We have a question from Steffen Albrecht, a resear...
# support
t
We have a question from Steffen Albrecht, a researcher at University of Auckland on a specific dataset, and if it was used for training TimeGPT. Probably a question for @azul (she/her) (nixtla). Thank you!
1
Thanks again for providing free credits for our academic project! Our results look interesting, showing that, in some cases, the GPT outperforms the competing state-of-the-art algorithms, especially when the time series is described by many cases, providing some level of robustness.

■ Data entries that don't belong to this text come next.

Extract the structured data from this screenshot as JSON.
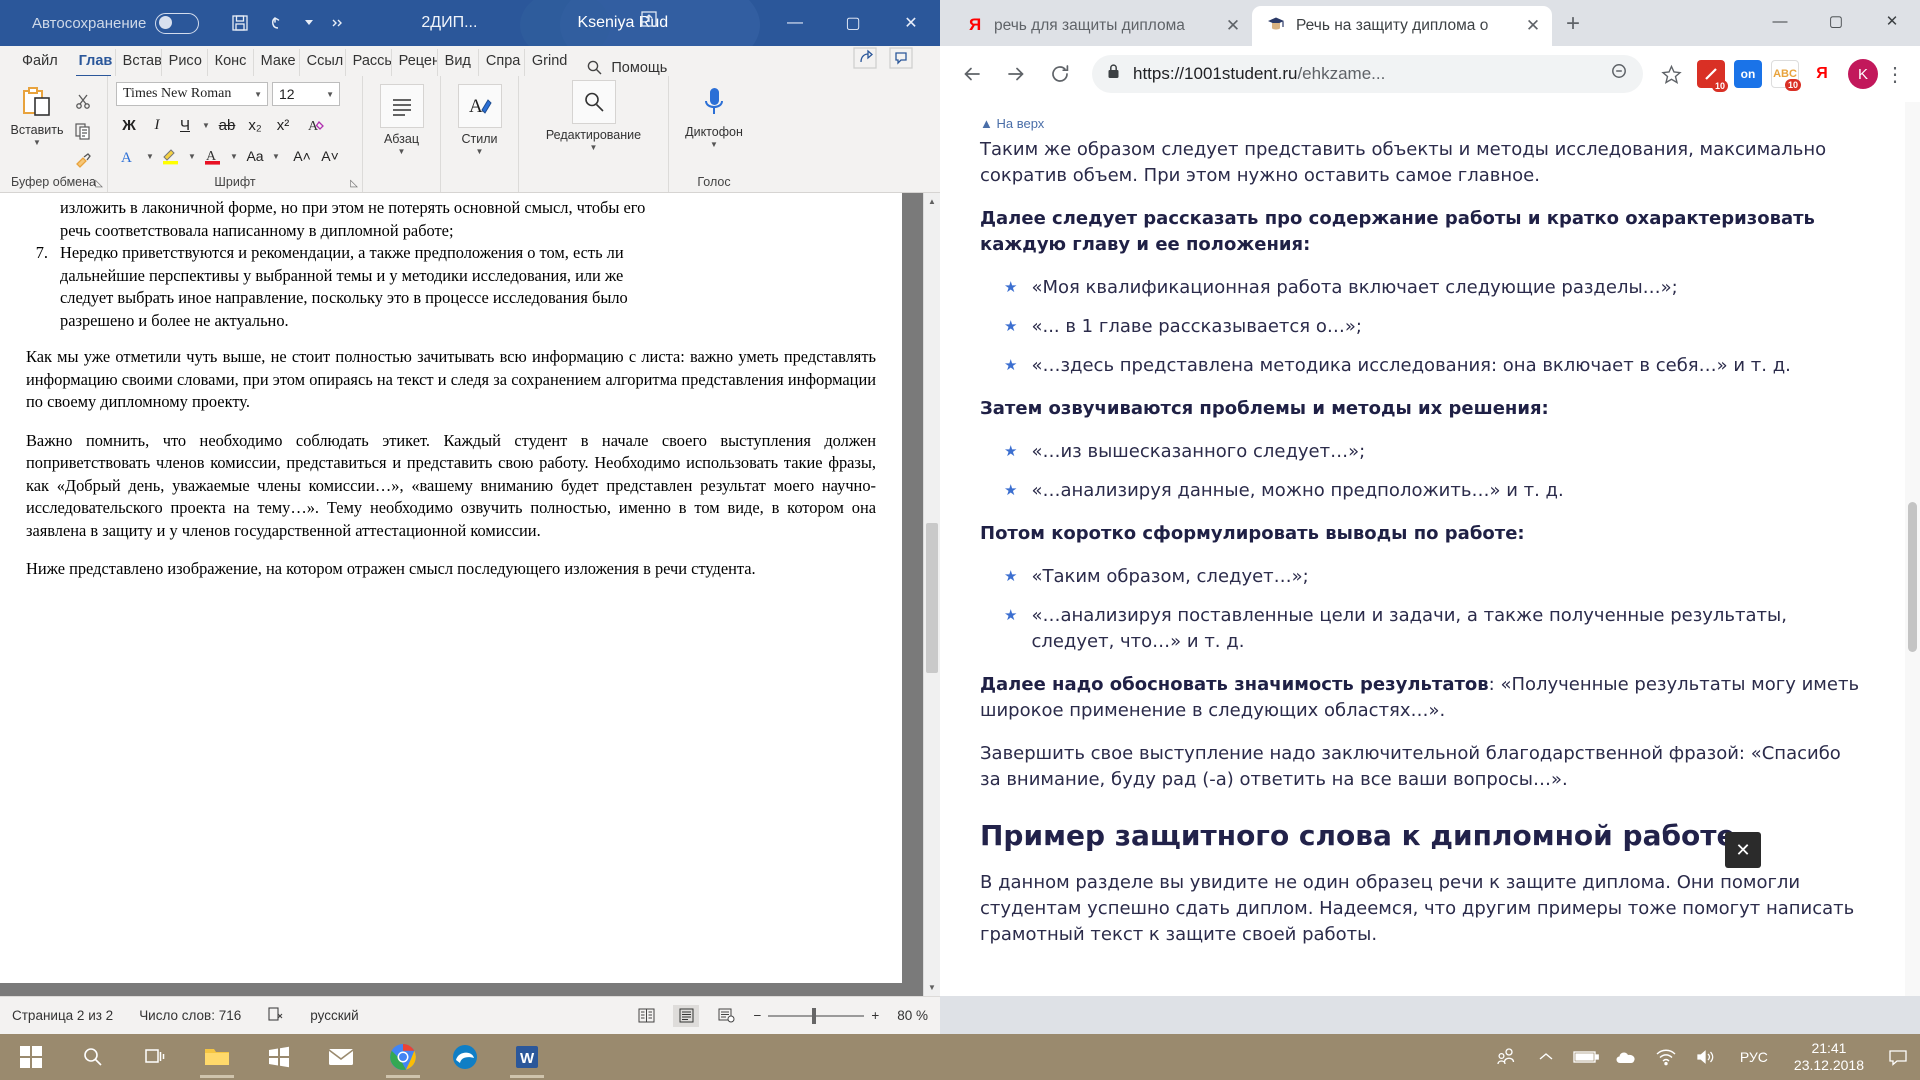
{
  "word": {
    "titlebar": {
      "autosave_label": "Автосохранение",
      "autosave_state": "off",
      "doc_name": "2ДИП...",
      "user_name": "Kseniya Rud",
      "save_icon": "save-icon",
      "undo_icon": "undo-icon",
      "more_icon": "more-icon",
      "share_icon": "share-icon",
      "minimize": "—",
      "maximize": "▢",
      "close": "✕"
    },
    "tabs": [
      {
        "label": "Файл",
        "active": false
      },
      {
        "label": "Глав",
        "active": true
      },
      {
        "label": "Встав",
        "active": false
      },
      {
        "label": "Рисо",
        "active": false
      },
      {
        "label": "Конс",
        "active": false
      },
      {
        "label": "Маке",
        "active": false
      },
      {
        "label": "Ссыл",
        "active": false
      },
      {
        "label": "Рассь",
        "active": false
      },
      {
        "label": "Рецен",
        "active": false
      },
      {
        "label": "Вид",
        "active": false
      },
      {
        "label": "Спра",
        "active": false
      },
      {
        "label": "Grind",
        "active": false
      }
    ],
    "help_label": "Помощь",
    "ribbon": {
      "clipboard": {
        "group_label": "Буфер обмена",
        "paste_label": "Вставить",
        "cut_icon": "scissors-icon",
        "copy_icon": "copy-icon",
        "format_painter_icon": "format-painter-icon",
        "dialog_launcher": "◺"
      },
      "font": {
        "group_label": "Шрифт",
        "font_family": "Times New Roman",
        "font_size": "12",
        "bold": "Ж",
        "italic": "I",
        "underline": "Ч",
        "strikethrough": "ab",
        "subscript": "x₂",
        "superscript": "x²",
        "clear_format_icon": "clear-formatting-icon",
        "text_effects_icon": "text-effects-icon",
        "highlight_icon": "highlight-icon",
        "font_color_icon": "font-color-icon",
        "change_case": "Aa",
        "grow_font": "A˄",
        "shrink_font": "A˅",
        "dialog_launcher": "◺"
      },
      "paragraph": {
        "label": "Абзац",
        "icon": "paragraph-icon"
      },
      "styles": {
        "label": "Стили",
        "icon": "styles-icon"
      },
      "editing": {
        "label": "Редактирование",
        "icon": "search-icon"
      },
      "voice": {
        "label": "Диктофон",
        "group_label": "Голос",
        "icon": "microphone-icon"
      }
    },
    "document": {
      "list_items": [
        {
          "number": "",
          "lines": [
            "изложить в лаконичной форме, но при этом не потерять основной смысл, чтобы его",
            "речь соответствовала написанному в дипломной работе;"
          ]
        },
        {
          "number": "7.",
          "lines": [
            "Нередко приветствуются и рекомендации, а также предположения о том, есть ли",
            "дальнейшие перспективы у выбранной темы и у методики исследования, или же",
            "следует выбрать иное направление, поскольку это в процессе исследования было",
            "разрешено и более не актуально."
          ]
        }
      ],
      "paragraphs": [
        "Как мы уже отметили чуть выше, не стоит полностью зачитывать всю информацию с листа: важно уметь представлять информацию своими словами, при этом опираясь на текст и следя за сохранением алгоритма представления информации по своему дипломному проекту.",
        "Важно помнить, что необходимо соблюдать этикет. Каждый студент в начале своего выступления должен поприветствовать членов комиссии, представиться и представить свою работу. Необходимо использовать такие фразы, как «Добрый день, уважаемые члены комиссии…», «вашему вниманию будет представлен результат моего научно-исследовательского проекта на тему…». Тему необходимо озвучить полностью, именно в том виде, в котором она заявлена в защиту и у членов государственной аттестационной комиссии.",
        "Ниже представлено изображение, на котором отражен смысл последующего изложения в речи студента."
      ]
    },
    "status": {
      "page": "Страница 2 из 2",
      "words": "Число слов: 716",
      "proofing_icon": "proofing-errors-icon",
      "language": "русский",
      "view_read_icon": "read-mode-icon",
      "view_print_icon": "print-layout-icon",
      "view_web_icon": "web-layout-icon",
      "zoom_out": "−",
      "zoom_in": "+",
      "zoom_value": "80 %"
    }
  },
  "chrome": {
    "tabs": [
      {
        "label": "речь для защиты диплома",
        "favicon": "yandex-icon",
        "active": false,
        "close": "✕"
      },
      {
        "label": "Речь на защиту диплома о",
        "favicon": "graduation-cap-icon",
        "active": true,
        "close": "✕"
      }
    ],
    "new_tab": "+",
    "window_controls": {
      "minimize": "—",
      "maximize": "▢",
      "close": "✕"
    },
    "toolbar": {
      "back_icon": "back-arrow-icon",
      "forward_icon": "forward-arrow-icon",
      "reload_icon": "reload-icon",
      "lock_icon": "lock-icon",
      "url_secure": "https://",
      "url_host": "1001student.ru",
      "url_path": "/ehkzame...",
      "zoom_icon": "zoom-out-icon",
      "bookmark_icon": "star-icon",
      "kebab_icon": "more-vertical-icon"
    },
    "extensions": [
      {
        "name": "adblock-extension-icon",
        "label": "",
        "badge": "10",
        "color": "#d93025"
      },
      {
        "name": "on-extension-icon",
        "label": "on",
        "badge": "",
        "color": "#1a73e8"
      },
      {
        "name": "abc-spellcheck-extension-icon",
        "label": "ABC",
        "badge": "10",
        "color": "#e8a33d"
      },
      {
        "name": "yandex-extension-icon",
        "label": "Я",
        "badge": "",
        "color": "#ffffff"
      }
    ],
    "profile": {
      "name": "profile-avatar",
      "initial": "K"
    },
    "page": {
      "breadcrumb": "На верх",
      "blocks": [
        {
          "type": "p",
          "text": "Таким же образом следует представить объекты и методы исследования, максимально сократив объем. При этом нужно оставить самое главное."
        },
        {
          "type": "p-bold",
          "text": "Далее следует рассказать про содержание работы и кратко охарактеризовать каждую главу и ее положения:"
        },
        {
          "type": "ul",
          "items": [
            "«Моя квалификационная работа включает следующие разделы…»;",
            "«... в 1 главе рассказывается о…»;",
            "«…здесь представлена методика исследования: она включает в себя…» и т. д."
          ]
        },
        {
          "type": "p-bold",
          "text": "Затем озвучиваются проблемы и методы их решения:"
        },
        {
          "type": "ul",
          "items": [
            "«…из вышесказанного следует…»;",
            "«…анализируя данные, можно предположить…» и т. д."
          ]
        },
        {
          "type": "p-bold",
          "text": "Потом коротко сформулировать выводы по работе:"
        },
        {
          "type": "ul",
          "items": [
            "«Таким образом, следует…»;",
            "«…анализируя поставленные цели и задачи, а также полученные результаты, следует, что…» и т. д."
          ]
        },
        {
          "type": "p-mixed",
          "bold": "Далее надо обосновать значимость результатов",
          "text": ": «Полученные результаты могу иметь широкое применение в следующих областях…»."
        },
        {
          "type": "p",
          "text": "Завершить свое выступление надо заключительной благодарственной фразой: «Спасибо за внимание, буду рад (-а) ответить на все ваши вопросы…»."
        },
        {
          "type": "h2",
          "text": "Пример защитного слова к дипломной работе"
        },
        {
          "type": "p",
          "text": "В данном разделе вы увидите не один образец речи к защите диплома. Они помогли студентам успешно сдать диплом. Надеемся, что другим примеры тоже помогут написать грамотный текст к защите своей работы."
        }
      ],
      "close_overlay": "✕"
    }
  },
  "taskbar": {
    "start_icon": "windows-start-icon",
    "search_icon": "search-icon",
    "taskview_icon": "task-view-icon",
    "apps": [
      {
        "name": "file-explorer-icon",
        "running": true
      },
      {
        "name": "microsoft-store-icon",
        "running": false
      },
      {
        "name": "mail-icon",
        "running": false
      },
      {
        "name": "chrome-icon",
        "running": true
      },
      {
        "name": "edge-icon",
        "running": false
      },
      {
        "name": "word-icon",
        "running": true
      }
    ],
    "tray": {
      "people_icon": "people-icon",
      "overflow_icon": "chevron-up-icon",
      "battery_icon": "battery-icon",
      "onedrive_icon": "cloud-icon",
      "wifi_icon": "wifi-icon",
      "volume_icon": "speaker-icon",
      "language": "РУС",
      "time": "21:41",
      "date": "23.12.2018",
      "notifications_icon": "notification-icon"
    }
  }
}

When the numbers underlying the time series are small, the forecasts are not very reliable, neither from TimeGPT nor from the other algorithms.
We use a very small dataset for this, providing only 52 time points per year, so I think it fits very well to do transfer learning here.
We would like to double-check one question with you. As the ILI dataset we use for this study is publicly available, we wanted to make sure that this data has not been used to pre-train the TimeGPT model.
We couldn’t find this information on the webpage, so I am writing to you. It is about the dataset from FLUVIEW from the CDC from the US: National, Regional, and State Level Outpatient Illness and Viral Surveillance (cdc.gov)
There is also a publication using this dataset: https://www.science.org/doi/10.1126/sciadv.abb1237
Can you please tell me if this particular dataset has been used to pre-training TimeGPT?
Is there an overview about this and we just didn’t find it?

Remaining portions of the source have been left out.